Une espèce de fièvre qui pousse certains citoyens, entre deux files d’attente à la caisse du Trésor Public, à brandir leur carte d’électeur comme une grenade dégoupillée : « Si tu ne me donnes pas ce que je veux, je vote contre toi. ».
Le dernier épisode de cette tragi-comédie nationale a eu pour décor le Trésor Public. Des agents publics, apparemment fatigués de faire la cour à leur propre rappel salarial, ont décidé de hausser le ton. Mais pas en invoquant la justice sociale ou la responsabilité de l’État. Non, ça c’est trop ringard. Eux, ils sont passés à l’étape supérieure : le chantage politique. « Rendez-nous nos sous sinon on vote Billie-By-Nze ! » Une déclaration plus percutante qu’un slogan de campagne.
L’ironie, c’est que dans cette République en pleine refondation, où l’on aspire à « un nouveau départ », certains citoyens pensent encore que leur bulletin de vote est un jeton de casino qu’ils peuvent troquer contre des faveurs immédiates. Une prime, une route, un poste, ou un rappel impayé, tout est bon pour transformer l’élection en marché de dupes.
Soyons clairs : le vote n’est pas une faveur que l’on accorde à celui qui a le chéquier le plus fourni. C’est un acte civique. Un engagement pour l’avenir. Une responsabilité. Voter en échange d’un avantage personnel, c’est comme construire une maison sur du sable en espérant qu’elle tienne pendant la saison des pluies.
Le chantage électoral est un cancer démocratique. Et comme tout cancer, il commence petit : un murmure dans une file d’attente, une menace entre collègues, un soupir devant un écran de télé. Puis il se propage. Il gangrène les consciences. Il normalise l’idée qu’on peut troquer le destin collectif contre un intérêt personnel.
Ce comportement est d’autant plus inquiétant que l’élection présidentielle ne concerne pas uniquement ceux qui ont des rappels à percevoir ou des factures à éponger. Elle concerne les retraités sans pension, les jeunes en quête d’avenir, les agriculteurs oubliés de la politique, les enfants qui n’ont pas encore l’âge de voter mais qui en subiront les conséquences pendant les sept prochaines années. En résumé : tout le pays.

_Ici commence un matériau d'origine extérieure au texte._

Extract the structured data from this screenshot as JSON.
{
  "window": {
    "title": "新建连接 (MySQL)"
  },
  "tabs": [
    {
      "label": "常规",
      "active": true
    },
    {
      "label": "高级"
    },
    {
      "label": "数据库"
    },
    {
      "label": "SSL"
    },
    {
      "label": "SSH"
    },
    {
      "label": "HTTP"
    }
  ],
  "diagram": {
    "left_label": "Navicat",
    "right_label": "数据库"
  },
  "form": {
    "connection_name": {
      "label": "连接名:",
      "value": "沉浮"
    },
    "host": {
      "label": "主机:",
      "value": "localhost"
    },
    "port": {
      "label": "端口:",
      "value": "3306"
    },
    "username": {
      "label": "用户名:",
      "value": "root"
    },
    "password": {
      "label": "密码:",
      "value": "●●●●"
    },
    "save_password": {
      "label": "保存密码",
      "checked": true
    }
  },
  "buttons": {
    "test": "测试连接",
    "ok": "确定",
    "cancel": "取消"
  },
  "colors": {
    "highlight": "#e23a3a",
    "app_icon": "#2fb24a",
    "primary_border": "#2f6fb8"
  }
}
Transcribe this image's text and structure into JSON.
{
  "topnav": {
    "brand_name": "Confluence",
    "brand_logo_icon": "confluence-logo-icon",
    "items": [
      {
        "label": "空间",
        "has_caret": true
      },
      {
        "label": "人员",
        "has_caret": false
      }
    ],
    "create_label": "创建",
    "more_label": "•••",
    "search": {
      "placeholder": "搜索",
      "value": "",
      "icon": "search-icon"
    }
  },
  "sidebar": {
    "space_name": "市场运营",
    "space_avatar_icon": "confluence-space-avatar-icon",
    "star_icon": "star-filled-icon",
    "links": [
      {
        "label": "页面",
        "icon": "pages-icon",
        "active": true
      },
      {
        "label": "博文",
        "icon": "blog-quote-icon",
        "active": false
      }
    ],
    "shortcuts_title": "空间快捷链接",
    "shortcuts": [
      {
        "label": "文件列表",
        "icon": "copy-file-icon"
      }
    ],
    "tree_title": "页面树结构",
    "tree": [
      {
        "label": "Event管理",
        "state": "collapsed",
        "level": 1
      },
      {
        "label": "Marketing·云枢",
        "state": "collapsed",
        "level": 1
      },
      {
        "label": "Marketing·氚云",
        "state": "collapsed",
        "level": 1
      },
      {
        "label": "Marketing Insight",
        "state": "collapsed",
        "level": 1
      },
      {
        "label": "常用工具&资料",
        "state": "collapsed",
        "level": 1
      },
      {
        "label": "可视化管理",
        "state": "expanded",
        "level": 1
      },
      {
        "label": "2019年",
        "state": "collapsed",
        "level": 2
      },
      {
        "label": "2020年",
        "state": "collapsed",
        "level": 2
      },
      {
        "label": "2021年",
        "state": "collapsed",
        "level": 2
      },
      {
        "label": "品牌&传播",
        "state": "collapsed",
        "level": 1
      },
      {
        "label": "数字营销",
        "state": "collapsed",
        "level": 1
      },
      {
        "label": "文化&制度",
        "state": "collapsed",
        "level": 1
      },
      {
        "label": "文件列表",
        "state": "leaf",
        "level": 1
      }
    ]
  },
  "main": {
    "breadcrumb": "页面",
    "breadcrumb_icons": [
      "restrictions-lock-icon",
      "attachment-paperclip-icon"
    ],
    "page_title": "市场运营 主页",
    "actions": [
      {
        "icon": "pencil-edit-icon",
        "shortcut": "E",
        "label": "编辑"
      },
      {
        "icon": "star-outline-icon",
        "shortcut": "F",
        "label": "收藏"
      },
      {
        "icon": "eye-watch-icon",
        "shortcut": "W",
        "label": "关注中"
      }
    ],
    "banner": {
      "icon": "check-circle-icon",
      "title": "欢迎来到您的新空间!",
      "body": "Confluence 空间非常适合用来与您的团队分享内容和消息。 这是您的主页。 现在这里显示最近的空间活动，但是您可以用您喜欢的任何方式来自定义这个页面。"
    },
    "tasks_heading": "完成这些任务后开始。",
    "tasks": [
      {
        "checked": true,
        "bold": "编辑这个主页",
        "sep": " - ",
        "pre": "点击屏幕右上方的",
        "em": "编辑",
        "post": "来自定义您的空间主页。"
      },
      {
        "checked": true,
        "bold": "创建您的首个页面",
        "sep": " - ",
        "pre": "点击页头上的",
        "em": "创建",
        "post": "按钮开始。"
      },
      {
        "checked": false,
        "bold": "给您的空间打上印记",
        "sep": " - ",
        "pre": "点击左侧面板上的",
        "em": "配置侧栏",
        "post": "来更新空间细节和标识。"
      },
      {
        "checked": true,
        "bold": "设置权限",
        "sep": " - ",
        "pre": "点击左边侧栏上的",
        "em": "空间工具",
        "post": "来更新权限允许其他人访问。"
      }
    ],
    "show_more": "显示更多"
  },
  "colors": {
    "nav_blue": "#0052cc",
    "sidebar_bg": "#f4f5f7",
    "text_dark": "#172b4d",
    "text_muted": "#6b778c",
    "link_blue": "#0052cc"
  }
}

Alors, chers compatriotes, à tous ceux qui s’improvisent vendeurs de bulletins ou marchands d’influence, un petit rappel et pas celui du Trésor : votre voix n’a pas de prix. Elle a une valeur. Et cette valeur, c’est celle du pays que vous voulez léguer. Si vous votez pour le plus offrant, ne vous étonnez pas que demain, ce même “offrant” transforme vos droits en options payantes.
Oui, la frustration est légitime. Oui, réclamer ce qui vous est dû est une exigence normale. Mais non, on ne règle pas ses comptes dans les urnes en menaçant de voter pour « l’autre camp » comme on choisit un plat au restaurant parce que le serveur a tardé à vous répondre.
Le Gabon mérite mieux. Il mérite des citoyens exigeants, pas des électeurs en solde.